On Harry Potter & Cancel Culture
I’ve read countless novels by 19th-century European writers in English class, but none of my class discussions have ever started with: “should we really be reading this even though the author was probably, racist, sexist, and homophobic?”
“Um… Rudyard Kipling definitely hated Indian people.”
“Didn’t Oscar Wilde do some messed up stuff?”
“I think F. Scott Fitzgerald was an anti-Semite.”
Cancel culture is a recent trend. Some consider it to be a toxic byproduct of “woke culture” while others see it as a natural result of a more inclusive society. Either way, we’ve all faced an internal battle between admiring art we like and disregarding it because of a problematic artist. There is still no clear consensus on what path a socially conscious person should take.
Recently, that discussion has shifted to J.K. Rowling, who has come under fire after her transphobic comments greatly saddened longtime Harry Potter fans. Should we keep watching the movies and buying her books? Or would doing so support someone who doesn’t fight for the rights of all her fans?
We could argue about the morality of “separating the art from the artist” versus “supporting immoral people” all day, but it shouldn’t matter what we do. We are not responsible for the things that artists do or say, and choosing to read Harry Potter doesn’t make anyone transphobic. We should approach these things on a case-by-case basis, rather than with a blanket response to each controversy that Twitter exposes.

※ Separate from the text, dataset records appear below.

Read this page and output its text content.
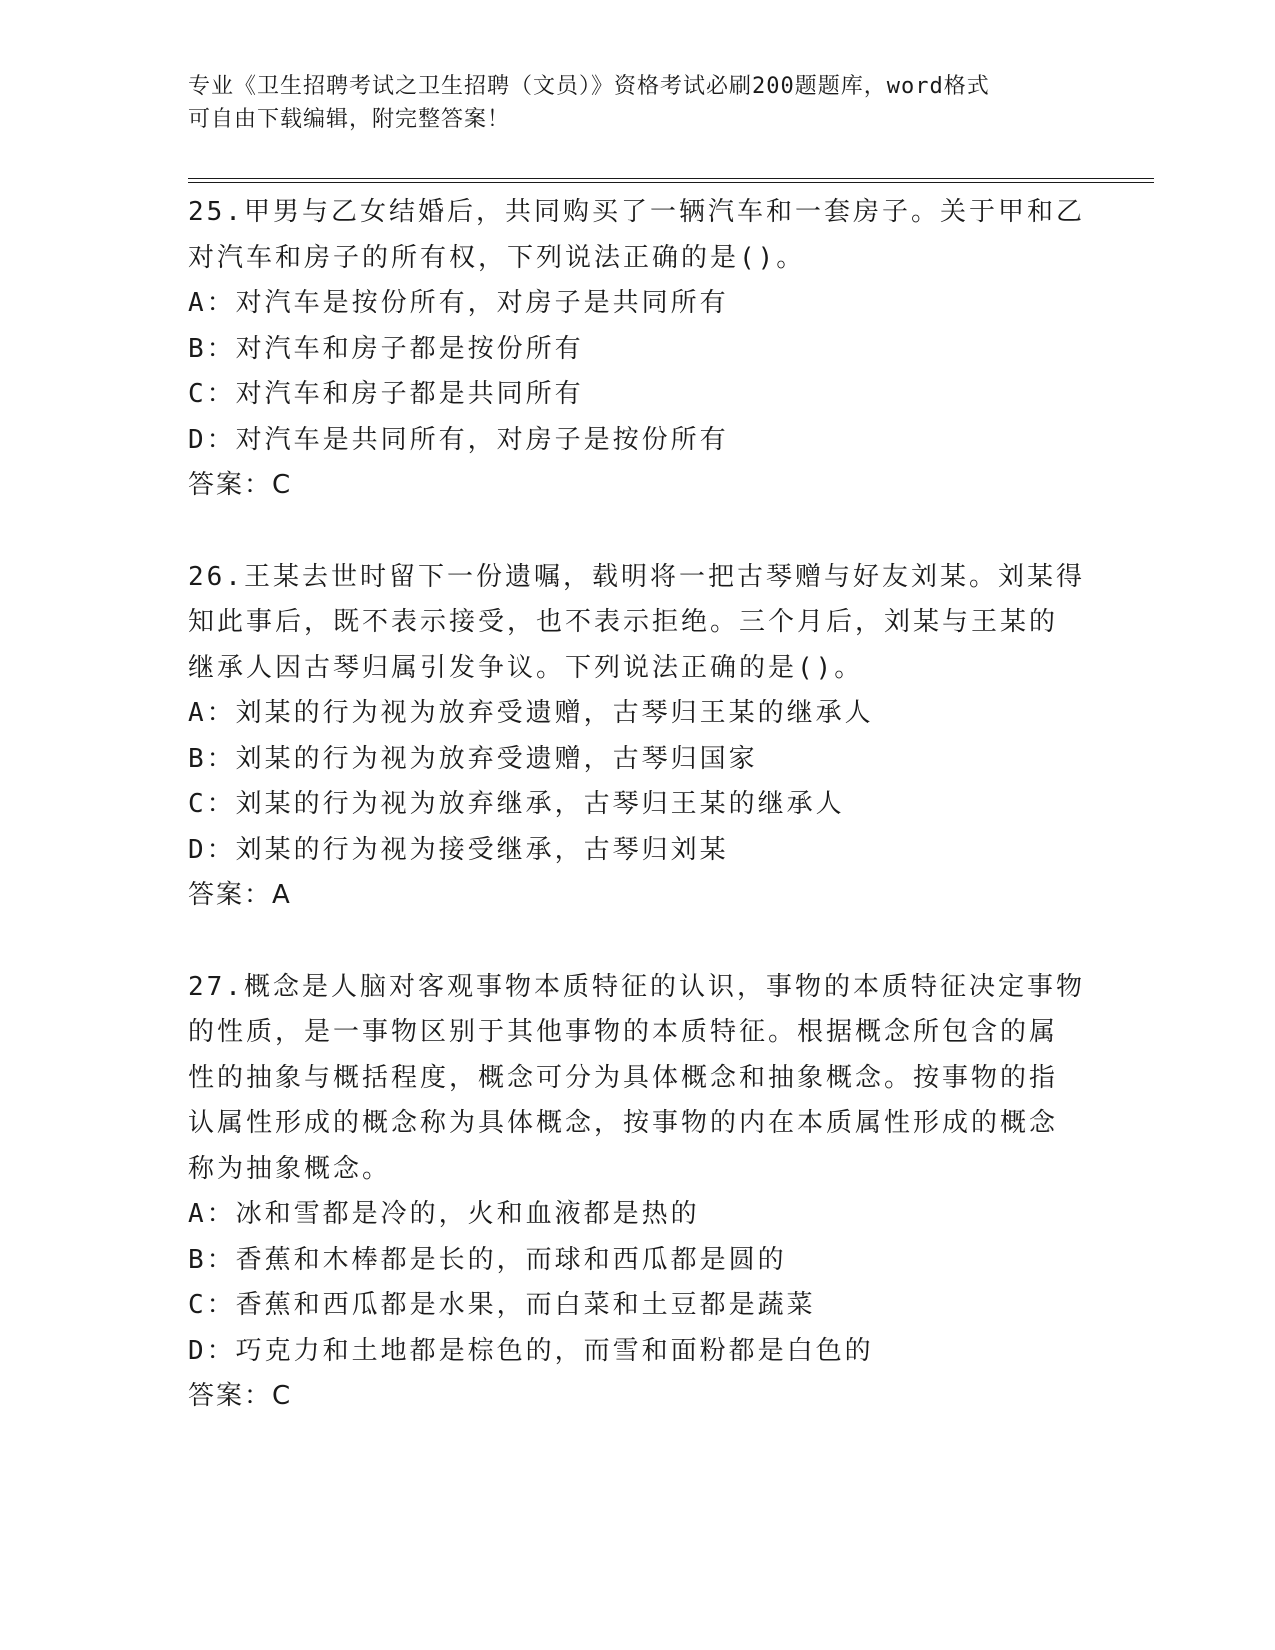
专业《卫生招聘考试之卫生招聘（文员）》资格考试必刷200题题库，word格式
可自由下载编辑，附完整答案！

25.甲男与乙女结婚后，共同购买了一辆汽车和一套房子。关于甲和乙

对汽车和房子的所有权，下列说法正确的是()。

A：对汽车是按份所有，对房子是共同所有

B：对汽车和房子都是按份所有

C：对汽车和房子都是共同所有

D：对汽车是共同所有，对房子是按份所有

答案：C

26.王某去世时留下一份遗嘱，载明将一把古琴赠与好友刘某。刘某得

知此事后，既不表示接受，也不表示拒绝。三个月后，刘某与王某的

继承人因古琴归属引发争议。下列说法正确的是()。

A：刘某的行为视为放弃受遗赠，古琴归王某的继承人

B：刘某的行为视为放弃受遗赠，古琴归国家

C：刘某的行为视为放弃继承，古琴归王某的继承人

D：刘某的行为视为接受继承，古琴归刘某

答案：A

27.概念是人脑对客观事物本质特征的认识，事物的本质特征决定事物

的性质，是一事物区别于其他事物的本质特征。根据概念所包含的属

性的抽象与概括程度，概念可分为具体概念和抽象概念。按事物的指

认属性形成的概念称为具体概念，按事物的内在本质属性形成的概念

称为抽象概念。

A：冰和雪都是冷的，火和血液都是热的

B：香蕉和木棒都是长的，而球和西瓜都是圆的

C：香蕉和西瓜都是水果，而白菜和土豆都是蔬菜

D：巧克力和土地都是棕色的，而雪和面粉都是白色的

答案：C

People like to have some sort of moral code to follow every time they encounter a familiar situation because it can be uncomfortable to forgive someone for an action that you’re still angry at someone else for doing. It would be so easy to uniformly avoid all controversial art or disregard the discussions around it. But in reality, we never have the same response for everything. That’s why there are hundreds of college students who refuse to admire Scarlett Johanssen for her whitewashing of Asian roles, but still hang up a poster of Breakfast At Tiffany’s, a movie which features a white actor in yellowface. They were never really interested in Johanssen’s work, so they protested it. They loved Holly Golightly’s aesthetic, so they ignored the offensive stereotype present in her world.
If you really love a movie, you can erase the bad parts of it: the actors with domestic violence scandals, the problematic scene, the director’s sexist remarks on Twitter, etc. If media speaks to you, then the controversy surrounding the creator can’t ruin the enjoyment and education you received. I won’t stop reading Harry Potter, which hooked me onto reading, just because the author has some shady views. There are plenty of trans people whose experience reading a novel about a boy who is mistreated by his family and discovers a world where he is adored, may have inspired them as children. I’m also not going to watch Woody Allen movies because I can’t mentally distance his personal life from the weird rom-coms he created. We can’t separate all art from all artists, but each individual can decide which art matters.
I know that the vast gray area can be confusing, but I think it is valuable to be able to choose. Ultimately, the best art will outlive its creator and be taught in English classes centuries from now, with the author’s personal life just a footnote in a group discussion. None of us are responsible for another person’s actions, virtues, or opinions, so we should all just choose what makes us happy.